When your partner has been diagnosed with prostate cancer, the whole world around you seems to change. You and your partner may feel afraid, overwhelmed and confused. You will undoubtedly need to take more responsibilities.

Learn what to expect:

The step you should take as a partner of a man with prostate cancer is to know about the disease. Prostate cancer and its treatment can cause many side effects that you should be prepared for. These can include:

  • Surgery or radiation therapy may make your partner infertile. If you and your partner are planning to have a child then you should investigate such option as sperm banking before he undergoes treatment.
  • Impotence is common after treatment. It may be temporary or permanent. This changes your sex life.
  • Lack of control over urination and bowel problems are the side effect of surgery and radiation treatment. Try to be patient and be by his side at this time.
  • Your partner experiences numerous hormonal changes after a hormonal therapy. These include loss of weight and muscles, tiredness, low sex drive and hot flashes. Convince him to see the doctor for some exercise and diet chart to gain weight and muscles. Some subtle changes too like loss of memory and multi-tasking difficulties may also arise. Empower yourself to deal with the situation and help your partner know when and how to take action.
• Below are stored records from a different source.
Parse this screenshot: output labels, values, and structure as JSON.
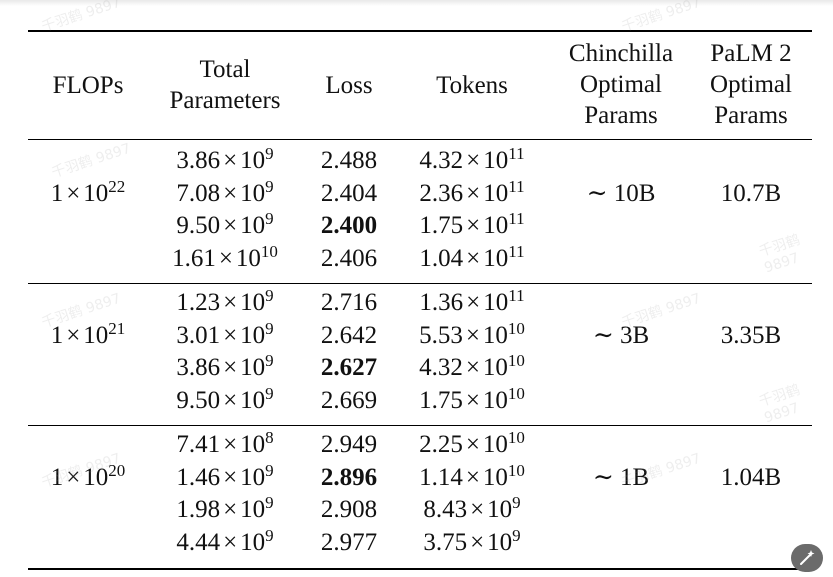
{
  "headers": {
    "flops": "FLOPs",
    "total_parameters": [
      "Total",
      "Parameters"
    ],
    "loss": "Loss",
    "tokens": "Tokens",
    "chinchilla": [
      "Chinchilla",
      "Optimal",
      "Params"
    ],
    "palm2": [
      "PaLM 2",
      "Optimal",
      "Params"
    ]
  },
  "groups": [
    {
      "flops": {
        "mantissa": "1",
        "exponent": "22"
      },
      "chinchilla": "∼ 10B",
      "palm2": "10.7B",
      "rows": [
        {
          "params": {
            "m": "3.86",
            "e": "9"
          },
          "loss": "2.488",
          "best": false,
          "tokens": {
            "m": "4.32",
            "e": "11"
          }
        },
        {
          "params": {
            "m": "7.08",
            "e": "9"
          },
          "loss": "2.404",
          "best": false,
          "tokens": {
            "m": "2.36",
            "e": "11"
          }
        },
        {
          "params": {
            "m": "9.50",
            "e": "9"
          },
          "loss": "2.400",
          "best": true,
          "tokens": {
            "m": "1.75",
            "e": "11"
          }
        },
        {
          "params": {
            "m": "1.61",
            "e": "10"
          },
          "loss": "2.406",
          "best": false,
          "tokens": {
            "m": "1.04",
            "e": "11"
          }
        }
      ]
    },
    {
      "flops": {
        "mantissa": "1",
        "exponent": "21"
      },
      "chinchilla": "∼ 3B",
      "palm2": "3.35B",
      "rows": [
        {
          "params": {
            "m": "1.23",
            "e": "9"
          },
          "loss": "2.716",
          "best": false,
          "tokens": {
            "m": "1.36",
            "e": "11"
          }
        },
        {
          "params": {
            "m": "3.01",
            "e": "9"
          },
          "loss": "2.642",
          "best": false,
          "tokens": {
            "m": "5.53",
            "e": "10"
          }
        },
        {
          "params": {
            "m": "3.86",
            "e": "9"
          },
          "loss": "2.627",
          "best": true,
          "tokens": {
            "m": "4.32",
            "e": "10"
          }
        },
        {
          "params": {
            "m": "9.50",
            "e": "9"
          },
          "loss": "2.669",
          "best": false,
          "tokens": {
            "m": "1.75",
            "e": "10"
          }
        }
      ]
    },
    {
      "flops": {
        "mantissa": "1",
        "exponent": "20"
      },
      "chinchilla": "∼ 1B",
      "palm2": "1.04B",
      "rows": [
        {
          "params": {
            "m": "7.41",
            "e": "8"
          },
          "loss": "2.949",
          "best": false,
          "tokens": {
            "m": "2.25",
            "e": "10"
          }
        },
        {
          "params": {
            "m": "1.46",
            "e": "9"
          },
          "loss": "2.896",
          "best": true,
          "tokens": {
            "m": "1.14",
            "e": "10"
          }
        },
        {
          "params": {
            "m": "1.98",
            "e": "9"
          },
          "loss": "2.908",
          "best": false,
          "tokens": {
            "m": "8.43",
            "e": "9"
          }
        },
        {
          "params": {
            "m": "4.44",
            "e": "9"
          },
          "loss": "2.977",
          "best": false,
          "tokens": {
            "m": "3.75",
            "e": "9"
          }
        }
      ]
    }
  ],
  "times_symbol": "×",
  "watermark": "千羽鹤 9897",
  "edit_icon": "magic-wand-icon"
}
Be your partner’s primary caregiver:

Offer lots of encouragement to your partner. Make him feel that he is still a whole person and that it would take time for his emotional wounds to heal. Make sure that he eats properly, gets enough rest and does not stress himself too much. Be available to your partner as much as you can. Encourage him by accompanying him to the treatment sessions and tests. Make sure he knows that you want to be part of the process.

Encourage him to look forward to the life he can enjoy once his treatments are completed and successful. Help him in regaining his strength so that he can go about his daily living.  Meditation and exercise would help both partners to adjust and accept low sex life after the treatment.